英紙『ガーディアン』の国際問題コラムニスト、サイモン・ティスダル氏(Simon Tisdall)


5カ月前、「トランプ氏の対中政策は『軟弱さと敵意が同居する奇妙な組み合わせ』であり、台湾海峡で戦争が起きる可能性をむしろ高めている」と警告していた英紙『ガーディアン』の国際問題コラムニスト、サイモン・ティスダル氏(Simon Tisdall)。そのティスダル氏が今回、ウクライナ問題でトランプ氏がロシアに迎合する姿勢を見せていることを受け、11月30日の寄稿で再び警鐘を鳴らした——「トランプ氏の優柔不断さと弱腰が、中国に台湾への圧力を一段と強めさせている」と指摘した。

ティスダル氏はこれまでも、トランプ氏について「威勢のいい虚勢の裏には臆病さが潜んでいる」と批判してきた。

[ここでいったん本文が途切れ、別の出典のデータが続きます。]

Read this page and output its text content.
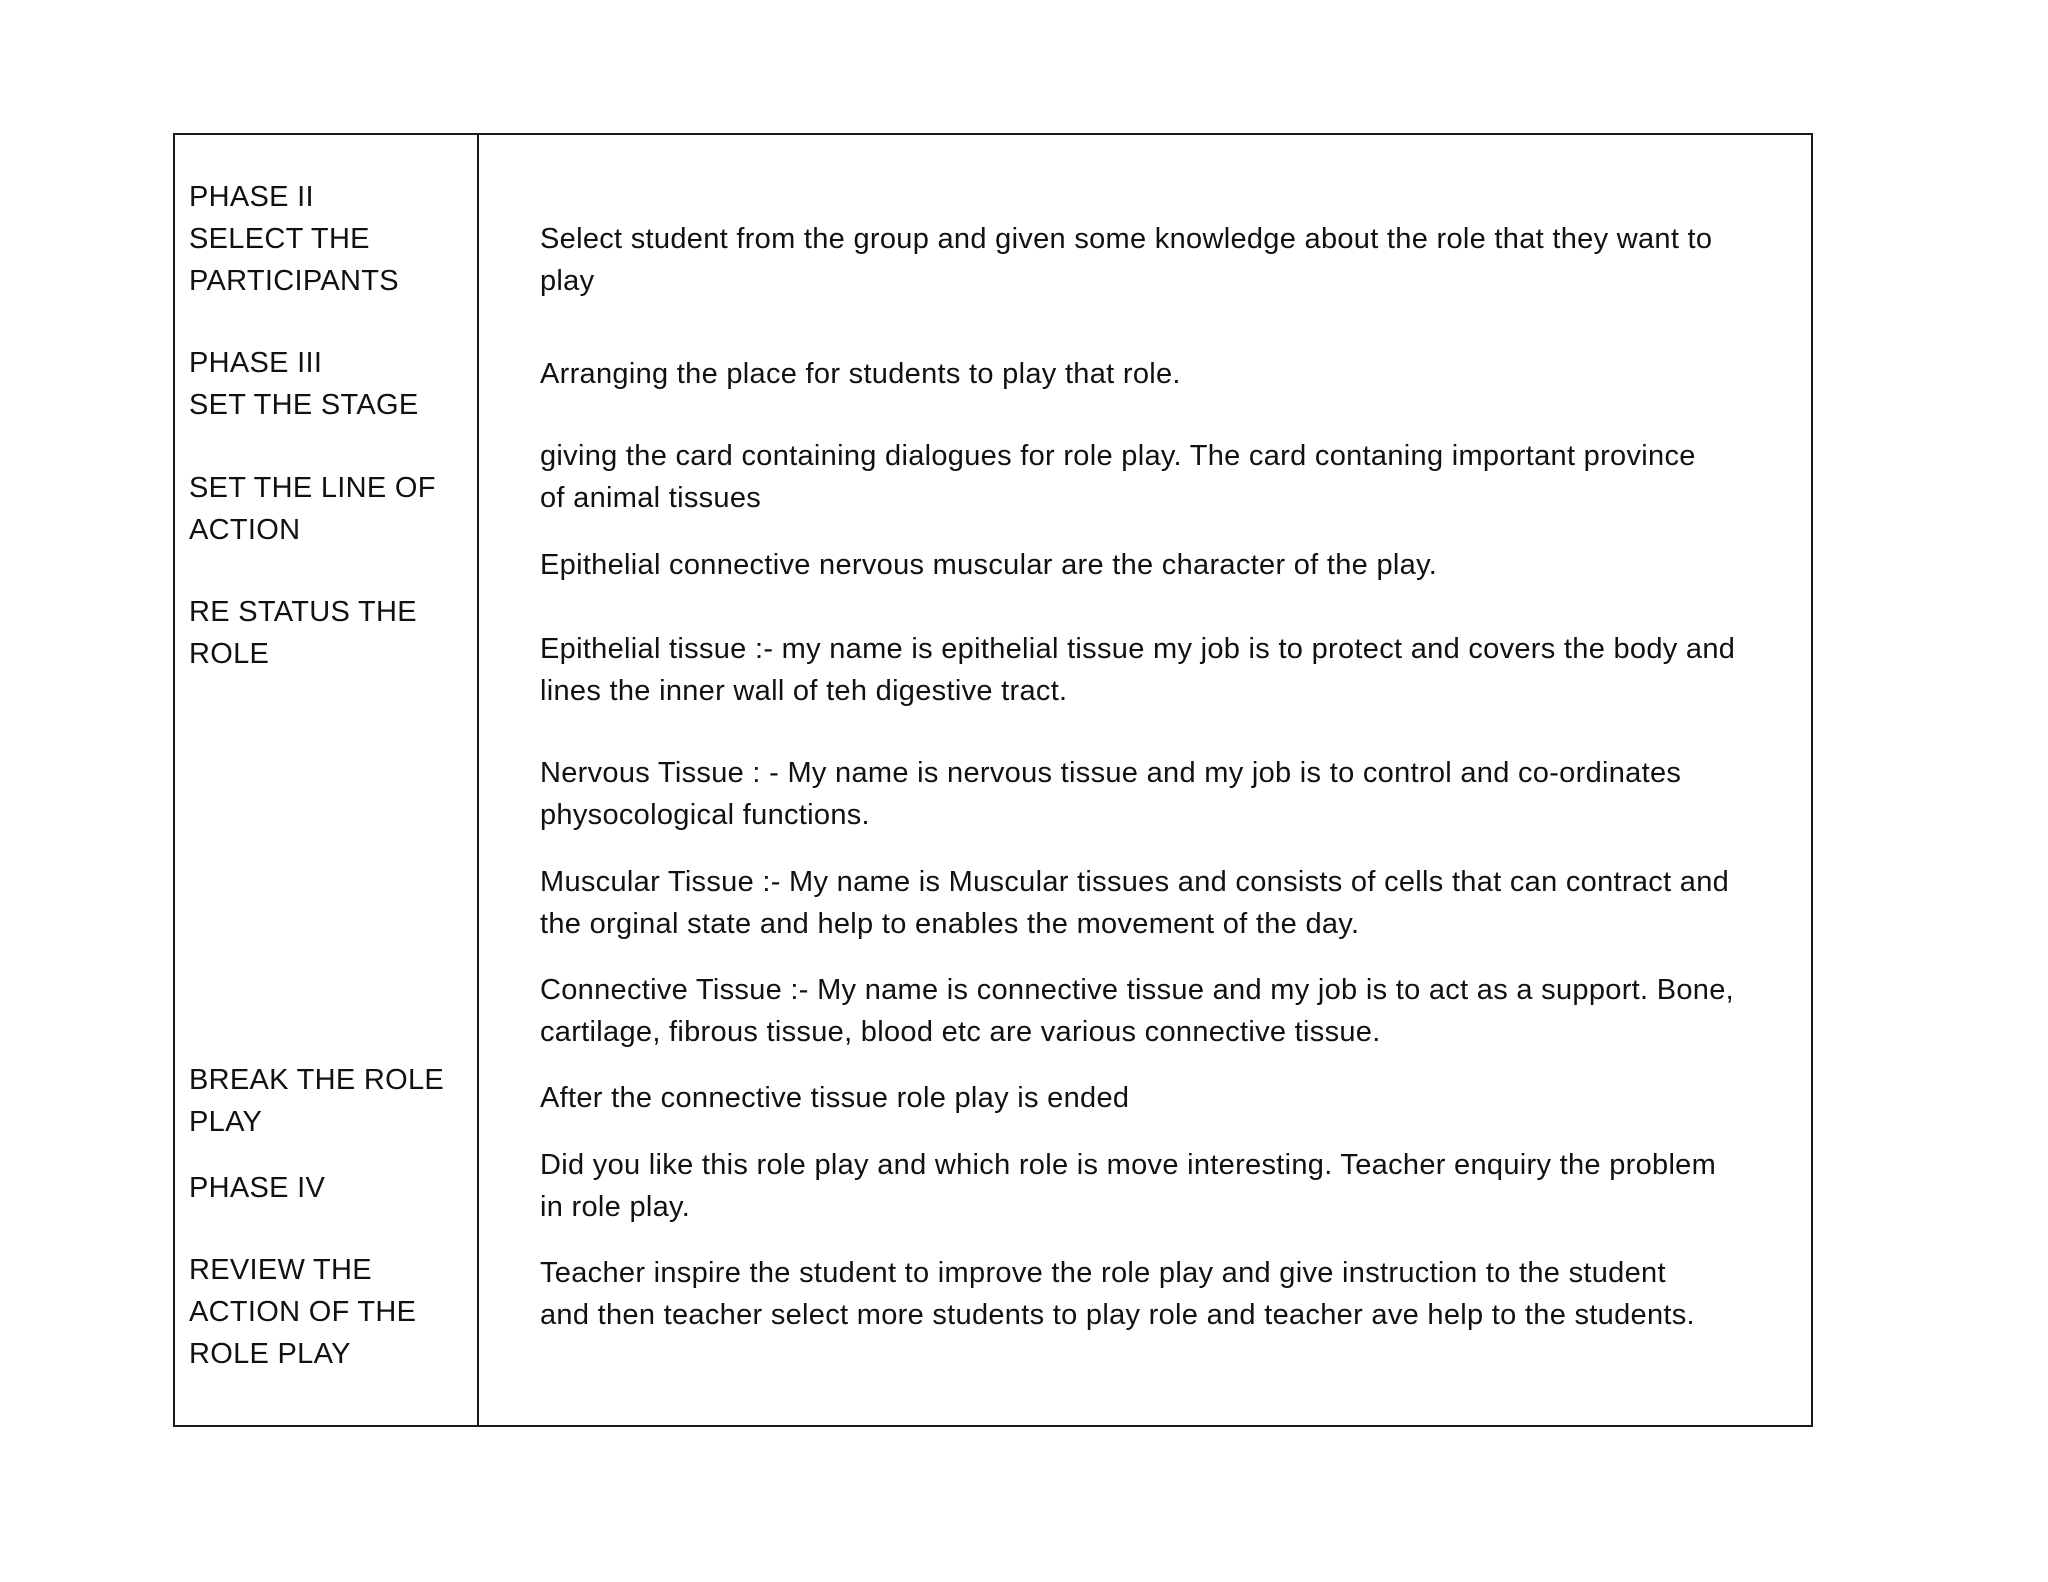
PHASE II
SELECT THE
PARTICIPANTS
PHASE III
SET THE STAGE
SET THE LINE OF
ACTION
RE STATUS THE
ROLE
BREAK THE ROLE
PLAY
PHASE IV
REVIEW THE
ACTION OF THE
ROLE PLAY
Select student from the group and given some knowledge about the role that they want to
play
Arranging the place for students to play that role.
giving the card containing dialogues for role play. The card contaning important province
of animal tissues
Epithelial connective nervous muscular are the character of the play.
Epithelial tissue :- my name is epithelial tissue my job is to protect and covers the body and
lines the inner wall of teh digestive tract.
Nervous Tissue : - My name is nervous tissue and my job is to control and co-ordinates
physocological functions.
Muscular Tissue :- My name is Muscular tissues and consists of cells that can contract and
the orginal state and help to enables the movement of the day.
Connective Tissue :- My name is connective tissue and my job is to act as a support. Bone,
cartilage, fibrous tissue, blood etc are various connective tissue.
After the connective tissue role play is ended
Did you like this role play and which role is move interesting. Teacher enquiry the problem
in role play.
Teacher inspire the student to improve the role play and give instruction to the student
and then teacher select more students to play role and teacher ave help to the students.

氏によれば、トランプ氏は一貫してウクライナ支援への関与を拒み、ロシアの侵攻にも屈する姿勢を示してきたという。「この人物の政策は自己利益、金銭、恐怖によって動かされている」とし、さらに「もし習近平氏が、香港・マカオに続く『三つ目の回帰領土』として台湾を狙うなら、混乱が続くトランプ政権のもとで台湾はすでに掌中のものだと考えるだろう」と警告した。

北京は台湾を全く理解していない

トランプ氏がウクライナ問題で一段と譲歩する一方で、中国の国営メディアは台湾の将来に関する西側の不安を和らげようとする“説明的”記事を相次いで掲載した。だが、これこそが台湾情勢の悪化を示す兆候だと、ティスダル氏(Simon Tisdall)は見ている。中国メディアの狙いは台湾問題をめぐる西側の懸念払拭にあるようだが、ティスダル氏によれば、むしろ「双方が互いを理解していないことの証左」であり、その効果も「滑稽と言うほかない」。中国側は台湾を掌握した後、香港をモデルにした体制の下で、審査済みの「愛国者」によって台湾を統治させると主張しているが、「民主と事実上の主権を大切にしてきた台湾の人々」が受け入れるはずがない、と指摘する。

要するに——北京は台湾の現実をまったく理解していない。

ティスダル氏はさらに、中国の対台湾圧力は軍事行動にとどまらず、スパイ活動、サイバー攻撃、大規模監視、さらには荒唐無稽な偽情報や陰謀論を通じて台湾の経済・外交を孤立させ、「親欧米の民選政権の転覆さえ狙っている」と述べる。賴清徳氏が国防費を400億ドル規模で増額し、「併呑を狙う敵対勢力の脅威が悪化している」と警告した背景には、ウクライナ情勢と響き合う厳しい現実があるという。

中国は台湾を締め付けている

賴清德氏は「最も懸念すべきは、脅迫が続くなかで台湾の人々が最終的に抵抗を諦めてしまうことだ」と語る。米シンクタンクの研究者ハル・ブランドズ氏(Hal Brands)も、中国が採っているのは典型的な「アナコンダ戦略(Anaconda Strategy)」だと指摘する。これは、外交的孤立、経済的威圧、サイバー攻撃、大規模な認知作戦を通じて、ゆっくり、しかし確実に台湾を締め付けていく“絞殺戦略”である。習近平氏が望む第一の選択肢は、台湾を壊滅させるような上陸作戦ではなく、「中国の力は圧倒的で抗えない」と思い込ませる心理戦であり、台湾社会を敗北主義の泥沼に沈めることだという。